Tom Reedy — September 8, 2015
Yes, indeed, we came across many beautiful majuscules throughout Sarah Cole’s manuscript book!
Sarah Powell — September 9, 2015
The page title gives a clue to what Sarah is doing in the other exercises on the page. The fact that I’ve been doing some arithmetic with pre-decimal currency recently also helped me to identify what was going on.
The Golden Rule is also known as the Rule of Three, and is a formula for solving equations of the form a/b = c/x, or word problems of the type ‘if a yards of cloth cost b shillings how much would c yards cost?’. The solution is given by c x b / a. (See e.g. https://en.wikipedia.org/wiki/Cross-multiplication#Rule_of_Three)
What Sarah is doing below the table from the crocodile is dividing £60 among the five men in proportion to the amounts in the second column of the table. That is, A gets 30/87, B gets 15/87 etc, where 87 comes from the sum 30+15+12+20+10. Hence the questions of the form ‘if £87 comes from £60 what will £30 come of?’, i.e. a Golden Rule form.
The answer to the first such question following the Golden Rule is 30×60/87, (to which we would simply answer 20.69) however this is complicated by the fact that currency at the time was non-decimal (20 shillings to 1 pound, 12 pennies to 1 shilling, 4 farthings to 1 penny), so Sarah has to work out whole numbers of each of the different units of currency. Her process is as follows:
* 60×30 =1800 (from the first part of the Golden Rule)
* 1800/87 = 20 pounds remainder 60 (from the second part of the Golden rule) [This division is surrounded by red dots]
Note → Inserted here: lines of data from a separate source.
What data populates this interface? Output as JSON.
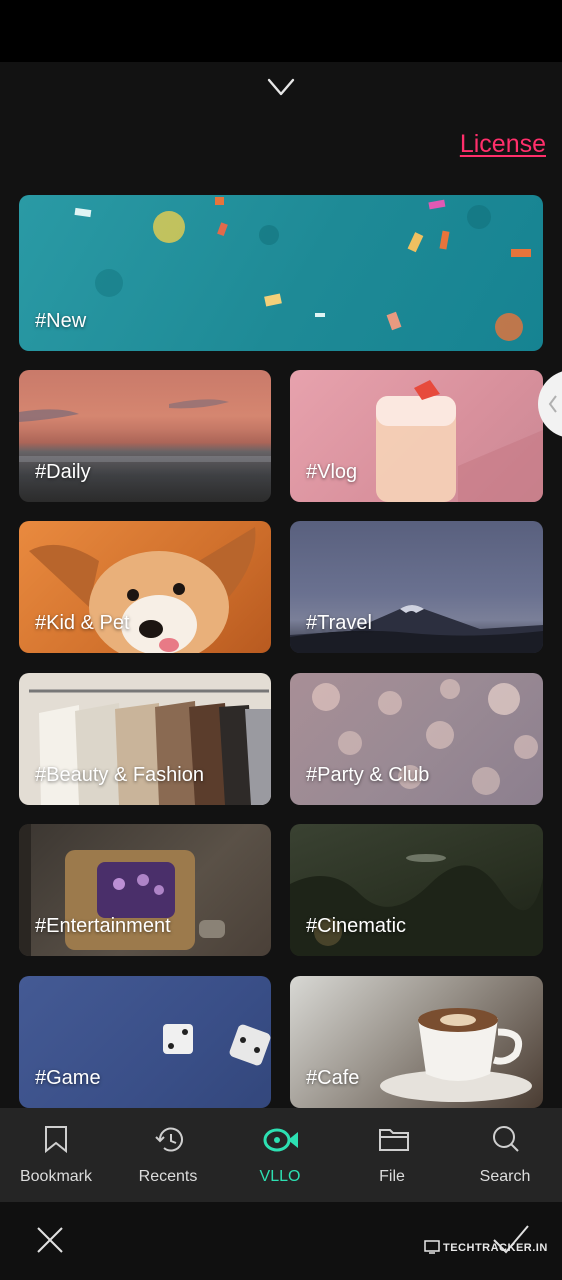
{
  "header": {
    "license_label": "License"
  },
  "categories": {
    "new": "#New",
    "daily": "#Daily",
    "vlog": "#Vlog",
    "kid_pet": "#Kid & Pet",
    "travel": "#Travel",
    "beauty_fashion": "#Beauty & Fashion",
    "party_club": "#Party & Club",
    "entertainment": "#Entertainment",
    "cinematic": "#Cinematic",
    "game": "#Game",
    "cafe": "#Cafe"
  },
  "nav": {
    "bookmark": "Bookmark",
    "recents": "Recents",
    "vllo": "VLLO",
    "file": "File",
    "search": "Search"
  },
  "colors": {
    "accent": "#2de0b2",
    "license": "#ff2f6b"
  },
  "watermark": "TECHTRACKER.IN"
}
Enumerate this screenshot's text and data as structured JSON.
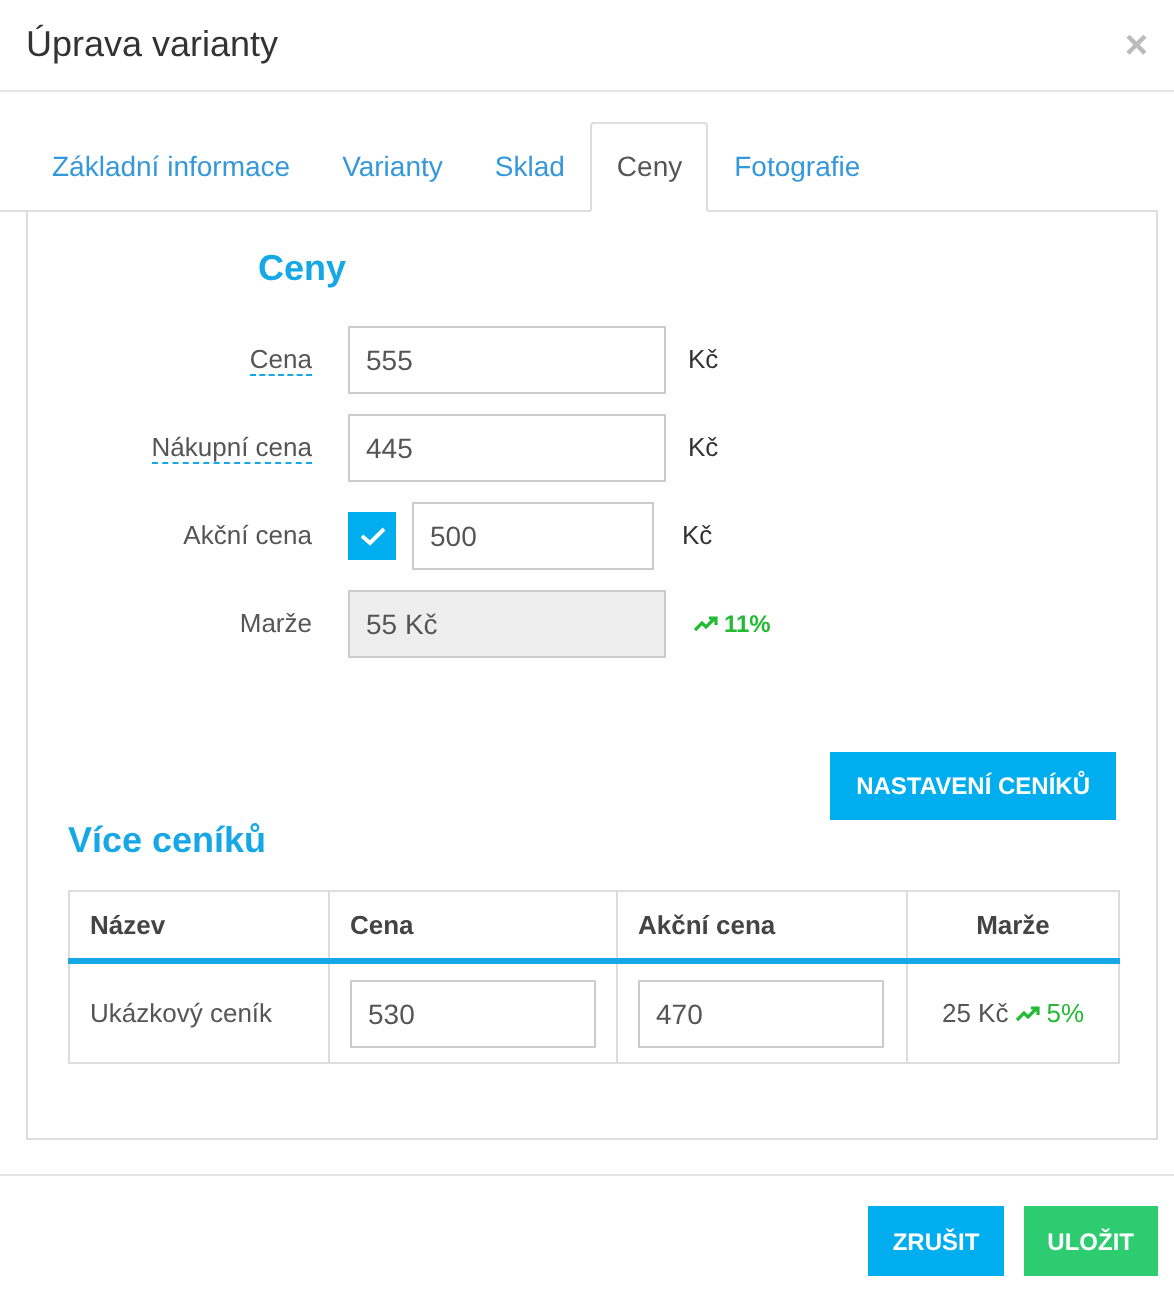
{
  "window": {
    "title": "Úprava varianty",
    "close": "×"
  },
  "tabs": [
    {
      "label": "Základní informace",
      "selected": false
    },
    {
      "label": "Varianty",
      "selected": false
    },
    {
      "label": "Sklad",
      "selected": false
    },
    {
      "label": "Ceny",
      "selected": true
    },
    {
      "label": "Fotografie",
      "selected": false
    }
  ],
  "prices": {
    "heading": "Ceny",
    "fields": [
      {
        "kind": "input",
        "label": "Cena",
        "hint": true,
        "value": "555",
        "unit": "Kč"
      },
      {
        "kind": "input",
        "label": "Nákupní cena",
        "hint": true,
        "value": "445",
        "unit": "Kč"
      },
      {
        "kind": "checked-input",
        "label": "Akční cena",
        "hint": false,
        "checked": true,
        "value": "500",
        "unit": "Kč"
      },
      {
        "kind": "readonly",
        "label": "Marže",
        "hint": false,
        "value": "55 Kč",
        "trend": "11%"
      }
    ]
  },
  "pricelist_button": "NASTAVENÍ CENÍKŮ",
  "pricelists": {
    "heading": "Více ceníků",
    "columns": [
      "Název",
      "Cena",
      "Akční cena",
      "Marže"
    ],
    "rows": [
      {
        "name": "Ukázkový ceník",
        "price": "530",
        "action_price": "470",
        "margin": "25 Kč",
        "trend": "5%"
      }
    ]
  },
  "buttons": [
    {
      "kind": "cancel",
      "label": "ZRUŠIT"
    },
    {
      "kind": "save",
      "label": "ULOŽIT"
    }
  ]
}
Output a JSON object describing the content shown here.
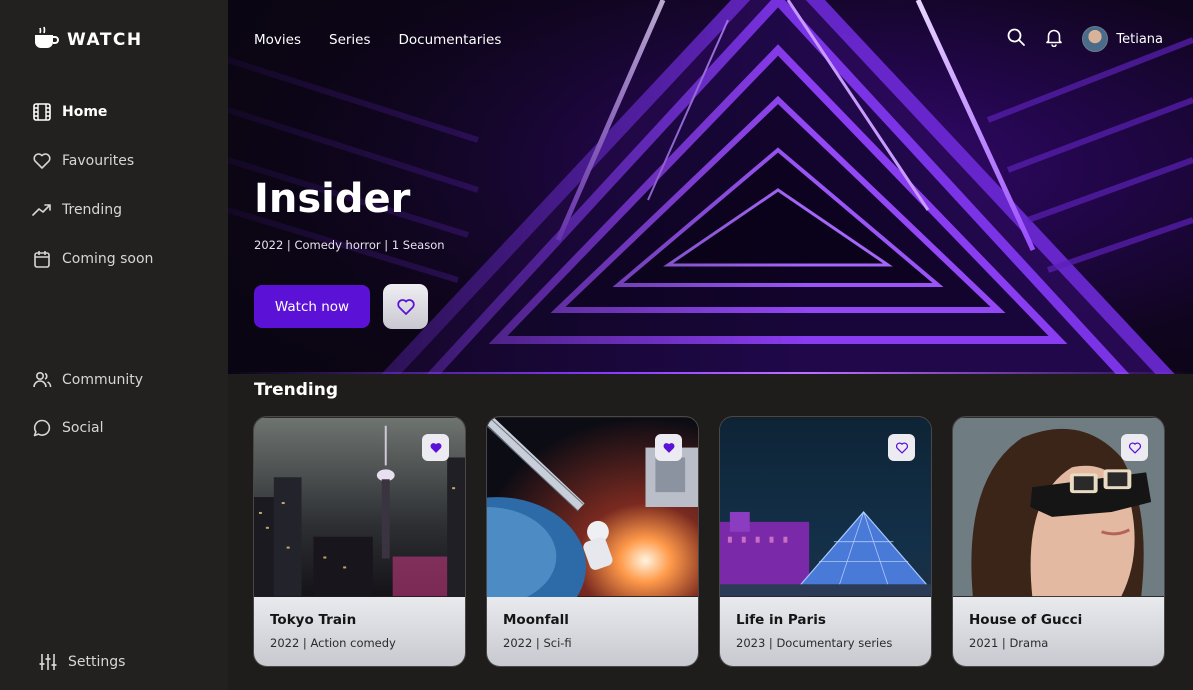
{
  "brand": {
    "name": "WATCH"
  },
  "sidebar": {
    "items": [
      {
        "label": "Home",
        "icon": "film-icon",
        "active": true
      },
      {
        "label": "Favourites",
        "icon": "heart-icon"
      },
      {
        "label": "Trending",
        "icon": "trending-icon"
      },
      {
        "label": "Coming soon",
        "icon": "calendar-icon"
      },
      {
        "label": "Community",
        "icon": "users-icon"
      },
      {
        "label": "Social",
        "icon": "chat-icon"
      }
    ],
    "settings_label": "Settings"
  },
  "top_nav": {
    "items": [
      "Movies",
      "Series",
      "Documentaries"
    ]
  },
  "user": {
    "name": "Tetiana"
  },
  "hero": {
    "title": "Insider",
    "meta": "2022 | Comedy horror | 1 Season",
    "watch_label": "Watch now"
  },
  "trending": {
    "title": "Trending",
    "cards": [
      {
        "title": "Tokyo Train",
        "meta": "2022 | Action comedy",
        "favourited": true
      },
      {
        "title": "Moonfall",
        "meta": "2022 | Sci-fi",
        "favourited": true
      },
      {
        "title": "Life in Paris",
        "meta": "2023 | Documentary series",
        "favourited": false
      },
      {
        "title": "House of Gucci",
        "meta": "2021 | Drama",
        "favourited": false
      }
    ]
  },
  "colors": {
    "accent": "#5b12d6",
    "heart": "#5b12d6",
    "sidebar_bg": "#222120",
    "page_bg": "#1f1d1c"
  }
}
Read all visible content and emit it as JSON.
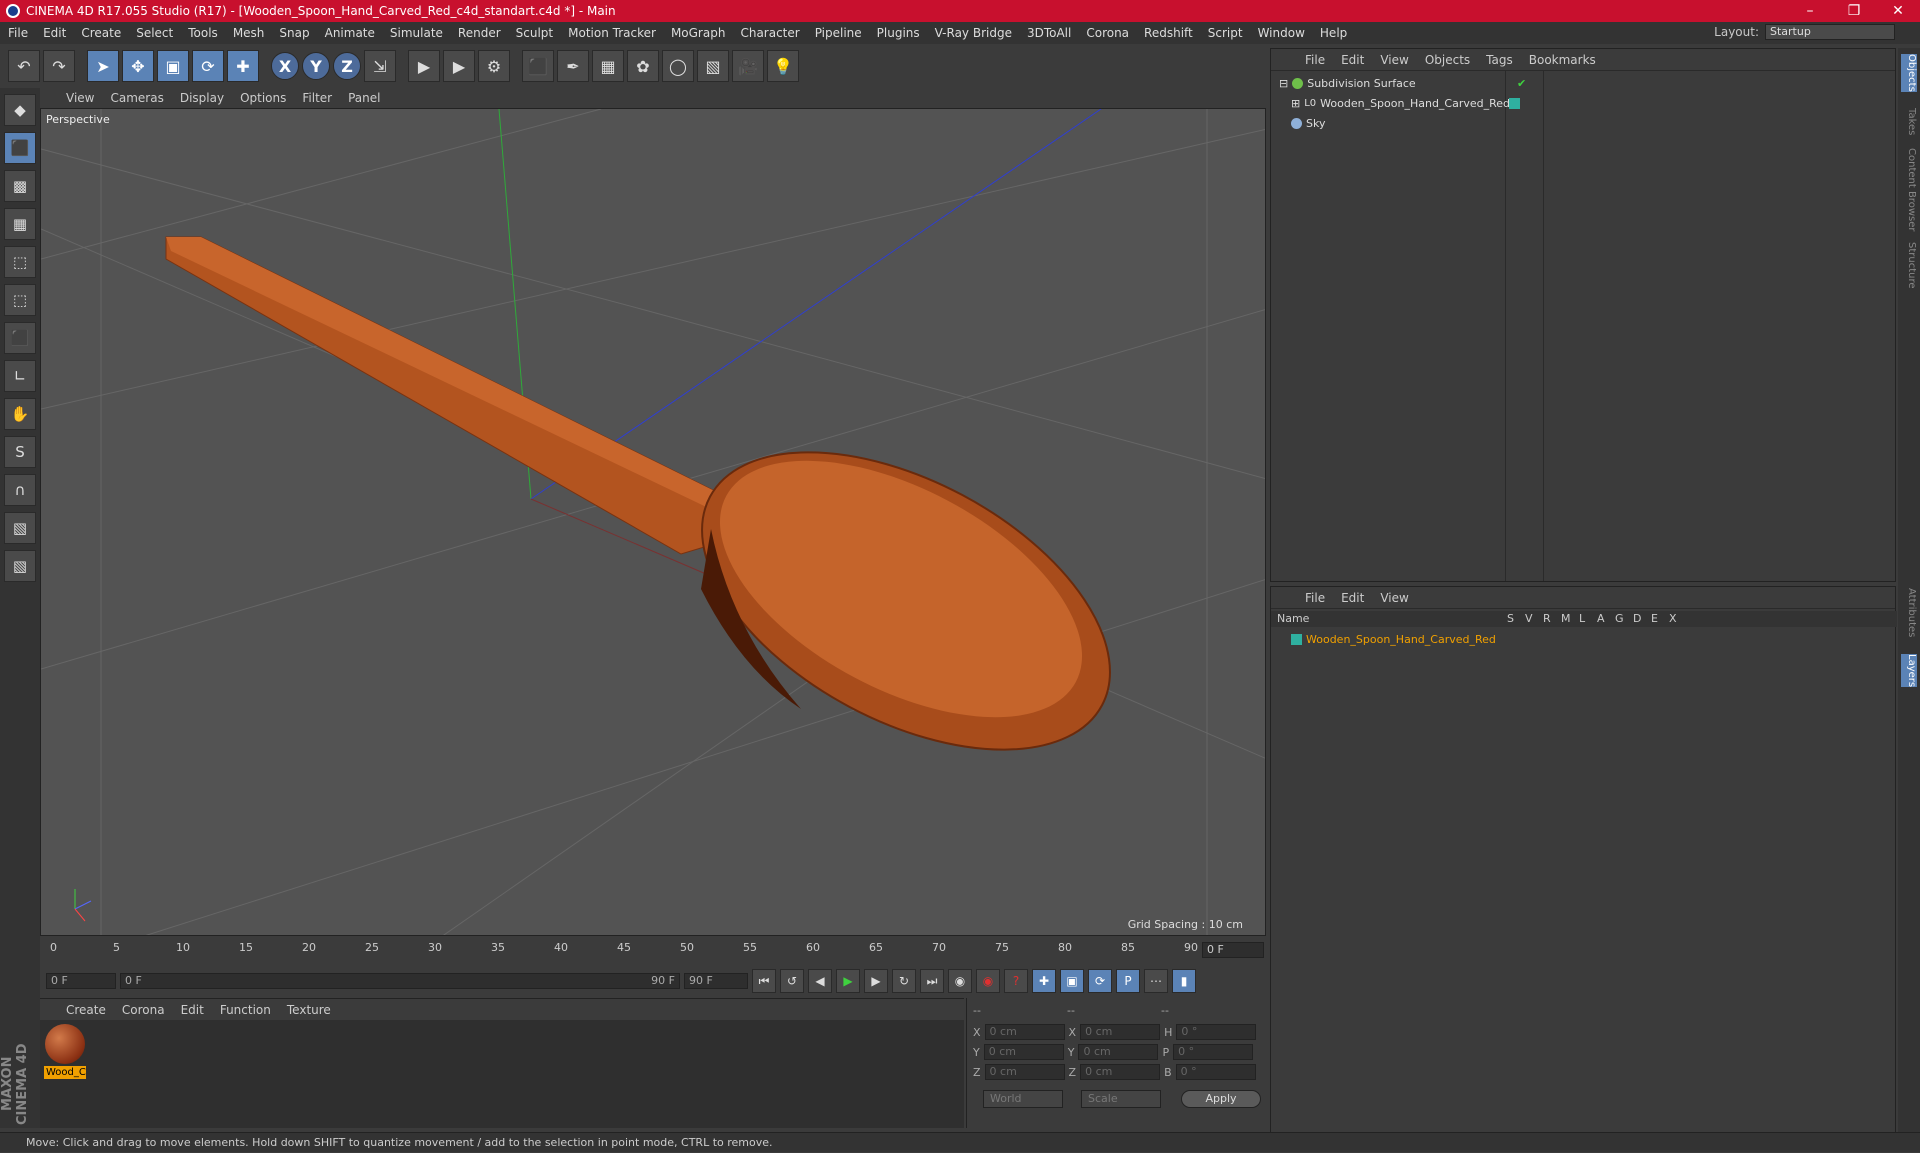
{
  "window": {
    "title": "CINEMA 4D R17.055 Studio (R17) - [Wooden_Spoon_Hand_Carved_Red_c4d_standart.c4d *] - Main"
  },
  "menu": [
    "File",
    "Edit",
    "Create",
    "Select",
    "Tools",
    "Mesh",
    "Snap",
    "Animate",
    "Simulate",
    "Render",
    "Sculpt",
    "Motion Tracker",
    "MoGraph",
    "Character",
    "Pipeline",
    "Plugins",
    "V-Ray Bridge",
    "3DToAll",
    "Corona",
    "Redshift",
    "Script",
    "Window",
    "Help"
  ],
  "layout": {
    "label": "Layout:",
    "value": "Startup"
  },
  "viewport": {
    "menu": [
      "View",
      "Cameras",
      "Display",
      "Options",
      "Filter",
      "Panel"
    ],
    "label": "Perspective",
    "grid_spacing": "Grid Spacing : 10 cm"
  },
  "timeline": {
    "ticks": [
      "0",
      "5",
      "10",
      "15",
      "20",
      "25",
      "30",
      "35",
      "40",
      "45",
      "50",
      "55",
      "60",
      "65",
      "70",
      "75",
      "80",
      "85",
      "90"
    ],
    "current_frame": "0 F",
    "start_field": "0 F",
    "range_start": "0 F",
    "range_end": "90 F",
    "end_field": "90 F"
  },
  "materials": {
    "menu": [
      "Create",
      "Corona",
      "Edit",
      "Function",
      "Texture"
    ],
    "items": [
      {
        "name": "Wood_C"
      }
    ]
  },
  "coords": {
    "headers": [
      "--",
      "--",
      "--"
    ],
    "rows": [
      {
        "a": "X",
        "v1": "0 cm",
        "b": "X",
        "v2": "0 cm",
        "c": "H",
        "v3": "0 °"
      },
      {
        "a": "Y",
        "v1": "0 cm",
        "b": "Y",
        "v2": "0 cm",
        "c": "P",
        "v3": "0 °"
      },
      {
        "a": "Z",
        "v1": "0 cm",
        "b": "Z",
        "v2": "0 cm",
        "c": "B",
        "v3": "0 °"
      }
    ],
    "mode": "World",
    "scale": "Scale",
    "apply": "Apply"
  },
  "objects": {
    "menu": [
      "File",
      "Edit",
      "View",
      "Objects",
      "Tags",
      "Bookmarks"
    ],
    "items": [
      {
        "name": "Subdivision Surface",
        "color": "#6fbf4a"
      },
      {
        "name": "Wooden_Spoon_Hand_Carved_Red",
        "color": "#2fb0a0"
      },
      {
        "name": "Sky",
        "color": "#8fb0d8"
      }
    ]
  },
  "layers": {
    "menu": [
      "File",
      "Edit",
      "View"
    ],
    "columns": [
      "Name",
      "S",
      "V",
      "R",
      "M",
      "L",
      "A",
      "G",
      "D",
      "E",
      "X"
    ],
    "items": [
      {
        "name": "Wooden_Spoon_Hand_Carved_Red",
        "color": "#2fb0a0"
      }
    ]
  },
  "right_tabs": [
    "Objects",
    "Takes",
    "Content Browser",
    "Structure",
    "Attributes",
    "Layers"
  ],
  "brand": "MAXON CINEMA 4D",
  "status": "Move: Click and drag to move elements. Hold down SHIFT to quantize movement / add to the selection in point mode, CTRL to remove."
}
* 60×20 = 1200 (convert remainder £60 into shillings)
* 1200/87 = 13 shillings remainder 69 (continue dividing by 87 to get the next part of the answer) [this division surrounded by red and yellow dots]
* 69×12 = 828 (convert remainder 13 shillings into pence)
* 828/87 = 9 pence remainder 45 [this division surrounded by red dots]
* 45×4 = 180 (convert remainder 45 pence into farthings)
* 180/87 = 2 farthings remainder 6 [the 2 is circled]
at which point Sarah has run out of smaller units of currency, so her answer comprises the integer results of dividing by 87, i.e.
£20 13 shillings 9 pence 2 farthings
Farthings were normally written as a fraction of a penny, so Sarah writes her answer as £20-13-9 1/2
She calculates the amounts for the rest of the men in the same way, and totals up her results at the bottom of the page to check if they equal £60. They are half a penny off (£59-19-11 1/2) because some of the quantities don’t yield a whole number of farthings (as we saw above).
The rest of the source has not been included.